Although Alma spends much of her life there on her father’s estate, it is nonetheless an exceptional one, as she develops her own professional reputation, and eventually she ends up traveling farther than she ever expected she might. Gilbert takes time with her—time to develop her into a complex personality.

The course of her life takes a fateful turn when she encounters Ambrose Pike, an artist who has been living in South America and has painted the most beautiful pictures of orchids she has ever seen. Ambrose is of a spiritual turn of mind. He believes in the “signature of all things,” an old idea that god has left his imprint on everything on earth so that man will know its use. Although Alma, as a scientist, understands the fallacies in this notion, she finds she loves the man. But he has ideas about the pursuit of human perfection that she doesn’t comprehend.

This novel is beautifully written, completely different from Gilbert’s first book except for being a voyage through a human heart. I became fully engaged with Alma’s story. I grieved with her over her romantic disappointments and was impressed by how she snapped herself back into a productive life. This novel is an enthralling and satisfying story of an early woman scientist, about how a lonely but determined woman makes her own place in the world. Although Alma is not really a lovable person, Gilbert is able to make readers understand and care about her.

Day 424: Mutiny on the Bounty

Cover for Mutiny on the BountyMutiny on the Bounty did not seem like the type of book I would normally pick to read, but when my friend Karen learned I had never read it, she sent me a copy. Now that I have read it, I’m glad she did, for it is a true adventure story, extremely interesting and well written.

The story of the famous mutiny is told by Roger Byam, the only fictional character on the ship. At the beginning of the novel Lieutenant Bligh (not, apparently, a captain at the time) meets the young man socially and invites him along on the journey because of Roger’s facility with languages. One of Bligh’s directives for the voyage besides its mission to collect breadfruit trees is to draft a dictionary of the Tahitian language, a task for which Bligh does not feel competent.

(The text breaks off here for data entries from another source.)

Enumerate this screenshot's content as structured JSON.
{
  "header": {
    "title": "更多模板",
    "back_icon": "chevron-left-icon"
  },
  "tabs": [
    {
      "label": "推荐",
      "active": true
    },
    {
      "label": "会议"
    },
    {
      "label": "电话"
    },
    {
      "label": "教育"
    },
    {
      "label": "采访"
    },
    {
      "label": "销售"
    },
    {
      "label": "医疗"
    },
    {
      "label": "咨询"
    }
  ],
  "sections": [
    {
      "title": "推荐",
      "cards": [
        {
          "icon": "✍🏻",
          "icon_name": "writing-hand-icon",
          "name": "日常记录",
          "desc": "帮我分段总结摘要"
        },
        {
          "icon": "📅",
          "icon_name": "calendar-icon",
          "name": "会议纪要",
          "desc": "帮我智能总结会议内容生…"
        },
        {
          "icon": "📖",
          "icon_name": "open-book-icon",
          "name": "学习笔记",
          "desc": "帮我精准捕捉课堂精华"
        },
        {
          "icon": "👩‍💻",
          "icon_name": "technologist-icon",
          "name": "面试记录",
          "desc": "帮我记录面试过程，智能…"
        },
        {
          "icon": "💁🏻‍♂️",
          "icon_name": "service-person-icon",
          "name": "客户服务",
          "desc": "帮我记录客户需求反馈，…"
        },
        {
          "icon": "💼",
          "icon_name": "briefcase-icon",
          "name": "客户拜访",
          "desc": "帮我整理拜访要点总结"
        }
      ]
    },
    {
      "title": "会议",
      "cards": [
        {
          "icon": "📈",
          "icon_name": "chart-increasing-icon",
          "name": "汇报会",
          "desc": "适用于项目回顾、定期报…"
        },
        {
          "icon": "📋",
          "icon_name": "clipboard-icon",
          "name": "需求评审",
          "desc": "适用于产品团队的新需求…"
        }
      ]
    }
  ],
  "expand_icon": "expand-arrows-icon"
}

Once aboard, Byam soon learns how ill-fitted Bligh is to command men. Byam commends him as an excellent navigator, but Bligh has no control over his temper and abuses all his men verbally, no matter their station. He is prone to order the most vicious punishments for slight or even imagined offenses. As time goes on, the men also come to believe that Bligh is cheating them out of their due rations with the connivance of Mr. Samuel, his clerk. Bligh even accuses his officers of the theft of cheeses that he himself had delivered to his own house before departure.

Bligh’s clash with Fletcher Christian is perhaps inevitable. Christian is one whom Bligh first views as a friend and promotes to second-in-command over the head of the ship’s master. However, Christian is an upright man whose attempts to soften Bligh’s behavior and whose rebukes in the name of fairness are not well received. And Christian is victim to his own passions. Nordhoff and Hall build slowly to the famous mutiny, which takes place shortly after the ship has departed Tahiti for home.

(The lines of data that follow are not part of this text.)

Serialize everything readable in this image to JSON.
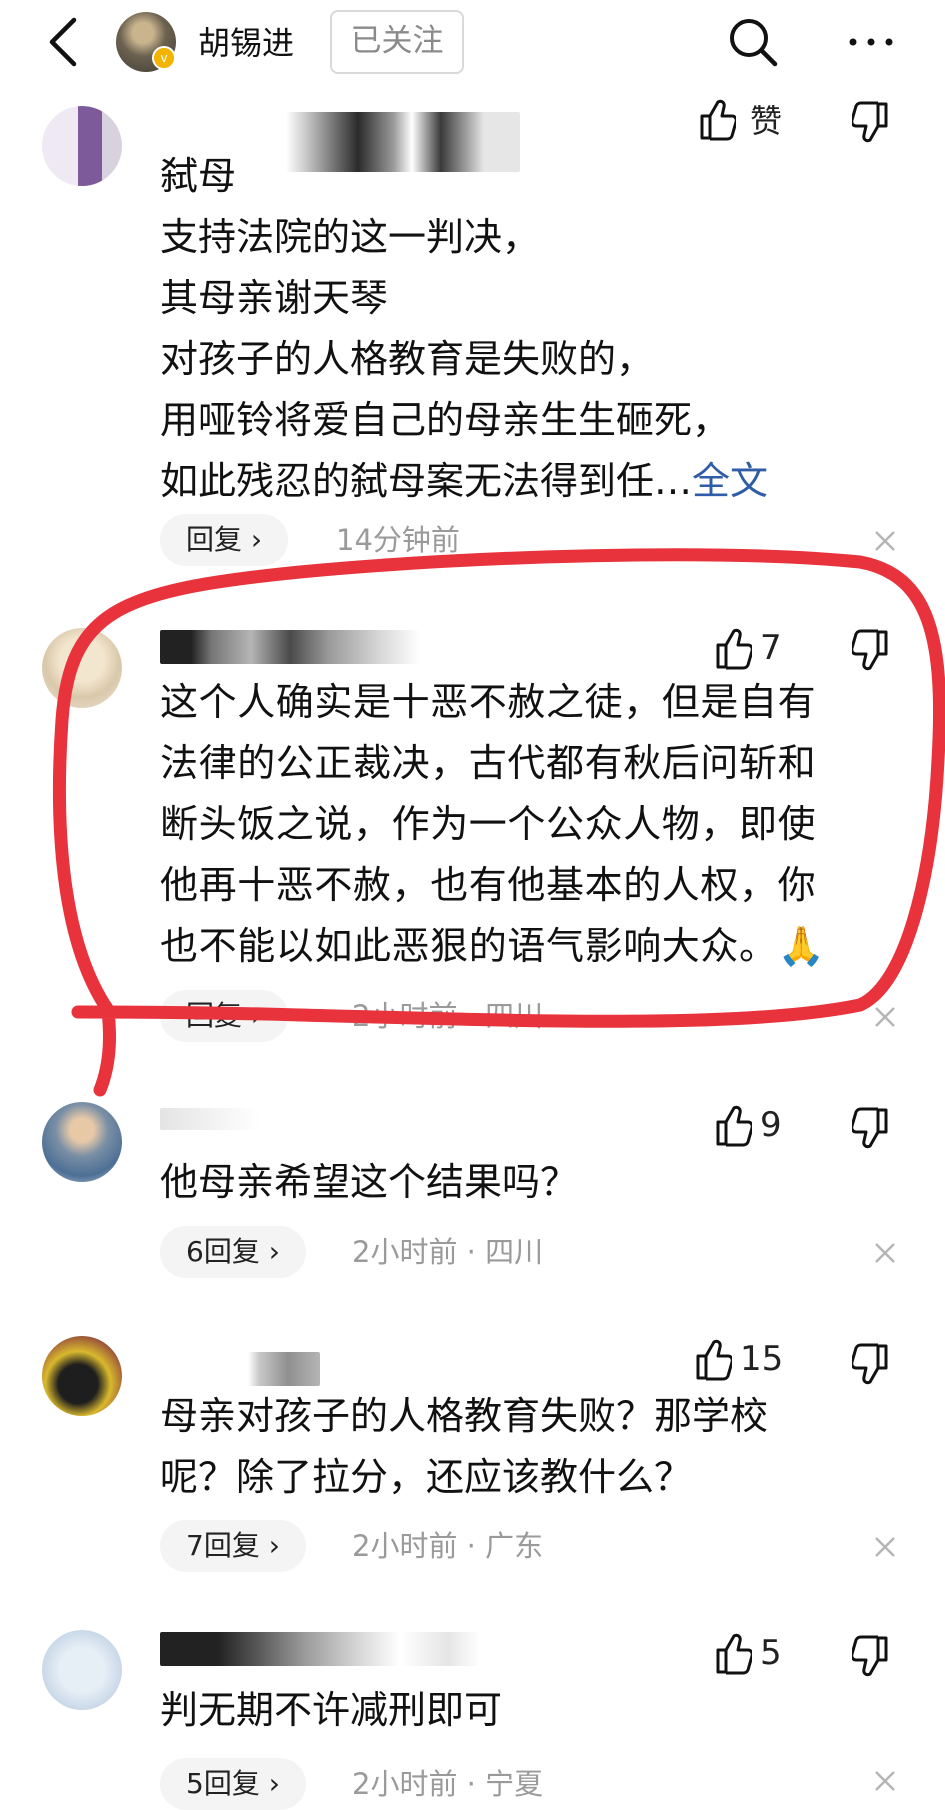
{
  "header": {
    "author_name": "胡锡进",
    "follow_label": "已关注",
    "badge": "v"
  },
  "icons": {
    "back": "back-arrow-icon",
    "search": "search-icon",
    "more": "more-icon",
    "like": "thumbs-up-icon",
    "dislike": "thumbs-down-icon",
    "close": "close-icon"
  },
  "comments": [
    {
      "lines": [
        "弑母",
        "支持法院的这一判决，",
        "其母亲谢天琴",
        "对孩子的人格教育是失败的，",
        "用哑铃将爱自己的母亲生生砸死，",
        "如此残忍的弑母案无法得到任…"
      ],
      "more_label": "全文",
      "like_label": "赞",
      "reply_label": "回复 ›",
      "time": "14分钟前"
    },
    {
      "lines": [
        "这个人确实是十恶不赦之徒，但是自有",
        "法律的公正裁决，古代都有秋后问斩和",
        "断头饭之说，作为一个公众人物，即使",
        "他再十恶不赦，也有他基本的人权，你",
        "也不能以如此恶狠的语气影响大众。🙏"
      ],
      "like_count": "7",
      "reply_label": "回复 ›",
      "time": "2小时前 · 四川"
    },
    {
      "lines": [
        "他母亲希望这个结果吗？"
      ],
      "like_count": "9",
      "reply_label": "6回复 ›",
      "time": "2小时前 · 四川"
    },
    {
      "lines": [
        "母亲对孩子的人格教育失败？那学校",
        "呢？除了拉分，还应该教什么？"
      ],
      "like_count": "15",
      "reply_label": "7回复 ›",
      "time": "2小时前 · 广东"
    },
    {
      "lines": [
        "判无期不许减刑即可"
      ],
      "like_count": "5",
      "reply_label": "5回复 ›",
      "time": "2小时前 · 宁夏"
    }
  ],
  "colors": {
    "link": "#2f5da8",
    "highlight_marker": "#e8323c",
    "meta": "#9a9a9a",
    "pill": "#f4f4f4"
  }
}
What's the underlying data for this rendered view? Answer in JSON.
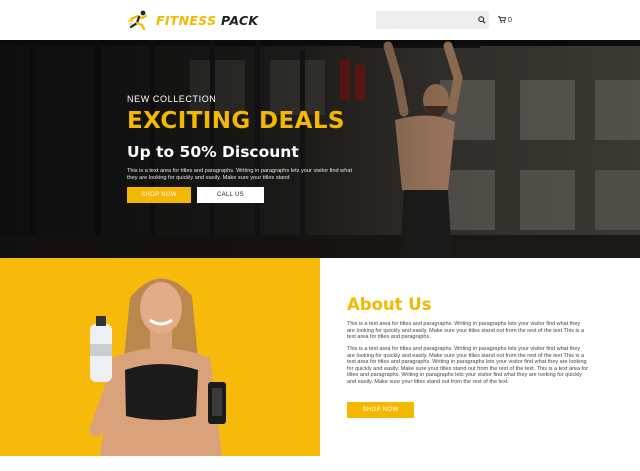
{
  "brand": {
    "name_part1": "FITNESS",
    "name_part2": "PACK",
    "accent_color": "#f5b800"
  },
  "header": {
    "search": {
      "placeholder": "",
      "icon": "search-icon"
    },
    "cart": {
      "icon": "cart-icon",
      "count": "0"
    }
  },
  "hero": {
    "eyebrow": "NEW COLLECTION",
    "title": "EXCITING DEALS",
    "subtitle": "Up to 50% Discount",
    "description": "This is a text area for titles and paragraphs. Writing in paragraphs lets your visitor find what they are looking for quickly and easily. Make sure your titles stand",
    "shop_button": "SHOP NOW",
    "call_button": "CALL US"
  },
  "about": {
    "title": "About Us",
    "paragraph1": "This is a text area for titles and paragraphs. Writing in paragraphs lets your visitor find what they are looking for quickly and easily. Make sure your titles stand out from the rest of the text This is a text area for titles and paragraphs.",
    "paragraph2": "This is a text area for titles and paragraphs. Writing in paragraphs lets your visitor find what they are looking for quickly and easily. Make sure your titles stand out from the rest of the text This is a text area for titles and paragraphs. Writing in paragraphs lets your visitor find what they are looking for quickly and easily. Make sure your titles stand out from the rest of the text. This is a text area for titles and paragraphs. Writing in paragraphs lets your visitor find what they are looking for quickly and easily. Make sure your titles stand out from the rest of the text.",
    "shop_button": "SHOP NOW"
  }
}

Although Christian is depicted more positively than Bligh, his fault lies in taking actions that affect the lives of the men who are innocent of the mutiny. Fully half the novel deals with the aftermath of the mutiny, culminating in the trial of eight men, three of whom are innocent.

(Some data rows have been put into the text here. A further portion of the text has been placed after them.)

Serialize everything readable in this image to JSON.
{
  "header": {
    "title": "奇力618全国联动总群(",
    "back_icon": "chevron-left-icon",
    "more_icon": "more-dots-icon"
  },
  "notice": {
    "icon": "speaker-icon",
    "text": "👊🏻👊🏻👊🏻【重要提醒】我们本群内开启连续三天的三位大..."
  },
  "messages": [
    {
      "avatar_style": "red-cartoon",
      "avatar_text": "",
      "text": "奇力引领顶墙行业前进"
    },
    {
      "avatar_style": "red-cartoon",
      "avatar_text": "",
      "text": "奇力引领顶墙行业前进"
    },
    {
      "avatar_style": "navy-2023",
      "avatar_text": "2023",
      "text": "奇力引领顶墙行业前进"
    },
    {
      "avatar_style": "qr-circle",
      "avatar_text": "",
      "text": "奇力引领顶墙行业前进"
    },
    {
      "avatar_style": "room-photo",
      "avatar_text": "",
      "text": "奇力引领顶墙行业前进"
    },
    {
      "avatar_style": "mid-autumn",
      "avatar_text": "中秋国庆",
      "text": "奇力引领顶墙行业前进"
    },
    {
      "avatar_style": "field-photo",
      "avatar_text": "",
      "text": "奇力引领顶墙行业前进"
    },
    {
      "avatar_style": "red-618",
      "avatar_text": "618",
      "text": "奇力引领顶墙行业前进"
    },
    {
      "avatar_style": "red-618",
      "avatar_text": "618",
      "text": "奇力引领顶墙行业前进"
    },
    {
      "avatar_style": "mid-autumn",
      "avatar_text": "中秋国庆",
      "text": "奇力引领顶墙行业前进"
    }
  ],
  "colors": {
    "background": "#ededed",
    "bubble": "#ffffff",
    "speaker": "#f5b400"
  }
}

The novel is carefully researched and the tale told is enthralling, from the details about shipboard life in the 18th century to the customs and culture of Tahiti. Even though the first chapter makes you aware of Byam’s fate, as he is tried for mutiny although entirely innocent, the suspense at the end of the novel still holds you to the page.

I was surprised to learn that this novel is the first of a trilogy. Men Against the Sea, which I had not heard of, tells the story of Bligh and the other men set adrift in a small boat, and Pitcairn’s Island, which I had heard of, relates what happened to the men who left with Fletcher Christian on the Bounty after they departed Tahiti for the second time. I will certainly read these other two novels.